Эти народы не имели письменности, но обладали своими законами, поэзией, историей, хранящейся в памяти и передававшейся из поколения в поколение посредством словарного запаса более сложного, чем в европейских языках, в сопровождении песен, танцев и церемониальных действ. Они уделяли особое внимание развитию личности, силе воли, независимости и уступчивости, страстности и могуществу, связям людей между собой и с окружающей природой.

Дж. Коллир, американский ученый, живший среди индейцев американского Юго-Запада в 20—30-х гг. XX столетия, так отзывался о духовности индейцев: «Если бы мы могли позаимствовать ее, то обладали бы землей, не знающей истощения, и жили бы в вечном мире».

Возможно, в этом есть некая романтическая мифология. Но свидетельства европейских путешественников XVI, XVII и XVIII вв., не так давно собранные воедино американским исследователем жизни индейцев У. Брэндоном, дают более чем достаточно подтверждений именно этого «мифа». Даже учитывая все недостатки мифов, этих повествований хватит, чтобы задаться вопросом, как применительно к тем временам, так и к современности: есть ли оправдание уничтожению рас во имя прогресса и пересказу истории от лица завоевателей и лидеров западной цивилизации?

Создание межрасовых барьеров

Чернокожий писатель Дж.

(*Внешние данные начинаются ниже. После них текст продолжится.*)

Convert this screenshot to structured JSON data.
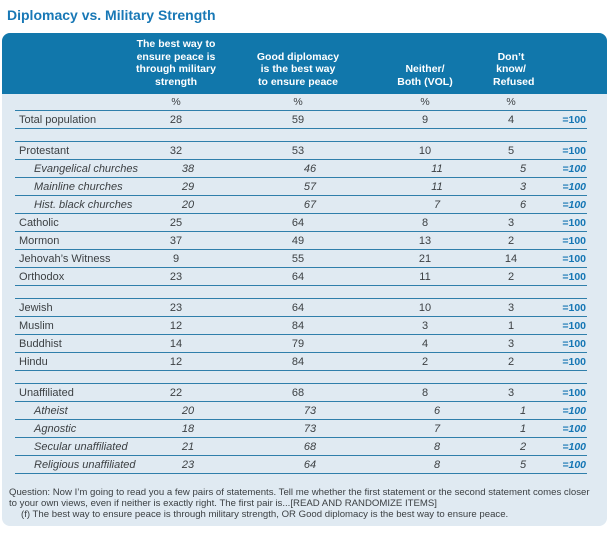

Сондерс Реддинг так описывает прибытие судна в Северную Америку в 1619 г.: «С убранными парусами и опущенным флагом на округлой корме оно пришло вместе с морским приливом. По словам всех, это и в самом деле было странное, пугающее, таинственное судно. Никто не знает, был ли то торговый, пиратский или военный корабль. Из-за фальшбортов виднелось черное жерло пушки. Флаг на корабле был голландский, а команда – разношерстной толпой. Порт назначения – английское поселение Джеймстаун, что в колонии Виргиния. Судно прибыло, с него велась торговля, и вскоре оно исчезло. Возможно, ни один корабль в современной истории не перевозил более зловещего груза. Какой же был груз? Двадцать рабов».

Нет в мировой истории другой страны, где расизм играл бы такую важную роль в течение столь долгого времени, как в Соединенных Штатах. И проблема «межрасовых барьеров», как охарактеризовал ее У. Дюбуа, все еще актуальна. Поэтому в вопросе «Как все это начиналось?» больше смысла, чем просто интереса к истории, а еще более насущным является вопрос «Как с этим покончить?», который можно сформулировать и по-другому: «Возможно ли свободное от ненависти сосуществование белых и чернокожих?»